W drugiej decydującej turze wyborów regionalnych (samorządowych) we Francji wyborcy stanęli murem przeciw Frontowi Narodowemu i choć ta skrajnie prawicowa formacja aż w 6 regionach (na 13) prowadziła po pierwszej turze, to nie zdobyła dla siebie większości w żadnym regionie.
Ani przywódczyni Frontu Marine Le Pen na północy kraju, ani jej siostrzenica Marion Maréchal-Le Pen na Lazurowym Wybrzeżu nie zdobyła przewodnictwa w Radzie Regionalnej.Niemniej, Front Narodowy ma powody do zadowolenia – uzyskał 6,82 mln głosów, najwięcej w dotychczasowej historii.

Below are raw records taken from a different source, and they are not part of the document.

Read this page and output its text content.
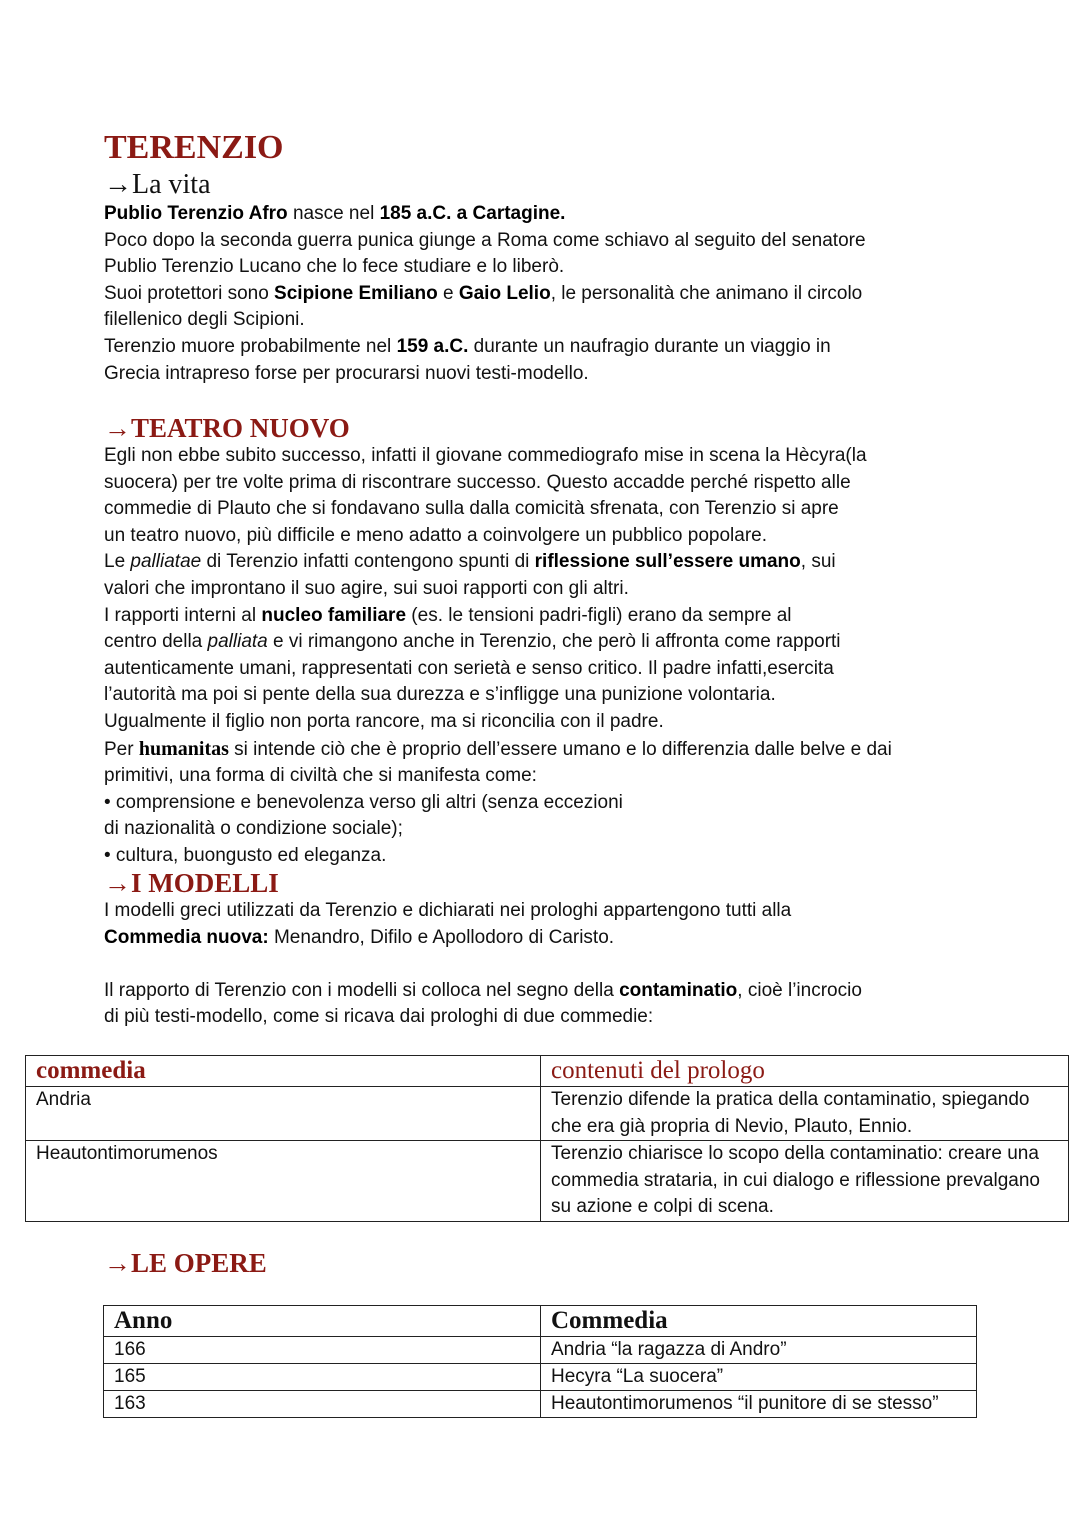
TERENZIO
→La vita

Publio Terenzio Afro nasce nel 185 a.C. a Cartagine.

Poco dopo la seconda guerra punica giunge a Roma come schiavo al seguito del senatore

Publio Terenzio Lucano che lo fece studiare e lo liberò.

Suoi protettori sono Scipione Emiliano e Gaio Lelio, le personalità che animano il circolo

filellenico degli Scipioni.

Terenzio muore probabilmente nel 159 a.C. durante un naufragio durante un viaggio in

Grecia intrapreso forse per procurarsi nuovi testi-modello.

→TEATRO NUOVO

Egli non ebbe subito successo, infatti il giovane commediografo mise in scena la Hècyra(la

suocera) per tre volte prima di riscontrare successo. Questo accadde perché rispetto alle

commedie di Plauto che si fondavano sulla dalla comicità sfrenata, con Terenzio si apre

un teatro nuovo, più difficile e meno adatto a coinvolgere un pubblico popolare.

Le palliatae di Terenzio infatti contengono spunti di riflessione sull’essere umano, sui

valori che improntano il suo agire, sui suoi rapporti con gli altri.

I rapporti interni al nucleo familiare (es. le tensioni padri-figli) erano da sempre al

centro della palliata e vi rimangono anche in Terenzio, che però li affronta come rapporti

autenticamente umani, rappresentati con serietà e senso critico. Il padre infatti,esercita

l’autorità ma poi si pente della sua durezza e s’infligge una punizione volontaria.

Ugualmente il figlio non porta rancore, ma si riconcilia con il padre.

Per humanitas si intende ciò che è proprio dell’essere umano e lo differenzia dalle belve e dai

primitivi, una forma di civiltà che si manifesta come:

• comprensione e benevolenza verso gli altri (senza eccezioni

di nazionalità o condizione sociale);

• cultura, buongusto ed eleganza.

→I MODELLI

I modelli greci utilizzati da Terenzio e dichiarati nei prologhi appartengono tutti alla

Commedia nuova: Menandro, Difilo e Apollodoro di Caristo.

Il rapporto di Terenzio con i modelli si colloca nel segno della contaminatio, cioè l’incrocio

di più testi-modello, come si ricava dai prologhi di due commedie:

commedia	contenuti del prologo
Andria	Terenzio difende la pratica della contaminatio, spiegando
che era già propria di Nevio, Plauto, Ennio.

Heautontimorumenos	Terenzio chiarisce lo scopo della contaminatio: creare una
commedia strataria, in cui dialogo e riflessione prevalgano
su azione e colpi di scena.
→LE OPERE
Anno	Commedia
166	Andria “la ragazza di Andro”
165	Hecyra “La suocera”
163	Heautontimorumenos “il punitore di se stesso”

W ciągu pięciu ostatnich lat Front potroił liczbę swoich radnych regionalnych – ze 118 do 358. Umacnia się wśród jego wyborców poczucie jedności i oblężonej twierdzy. Jeden z merów gminy na północy kraju w komentarzu dla prasy powiedział, że wszyscy byli przeciw Frontowi: „W wyborach wzięły górę kłamstwa i kalumnie. Mamy przeciwko sobie cały system mediów, wielkich tego świata i wszystkich mędrków”. Taki populistyczny język podoba się coraz większej liczbie wyborców.
Francja racjonalna, wierna swoim liberalnym tradycjom – wygrała, ale jak powiedział szef Partii Socjalistycznej Jean-Christophe Cambadélis, to zwycięstwo bez radości. Odniósł to co prawda tylko do socjalistów, lecz można to powiedzieć o całym kraju.
Socjaliści ratują twarz, bo rządzą w 5 regionach. Zachowali się – jak to się mówi we Francji – „po republikańsku”, przedkładając interesy kraju nad interesy partyjne. W dwóch okręgach – Nord-Pas-de-Calais-Pikardia oraz Prowansja-Alpy-Lazurowe Wybrzeże – w ogóle wycofali swoich kandydatów z drugiej tury i głosowali na prawicę.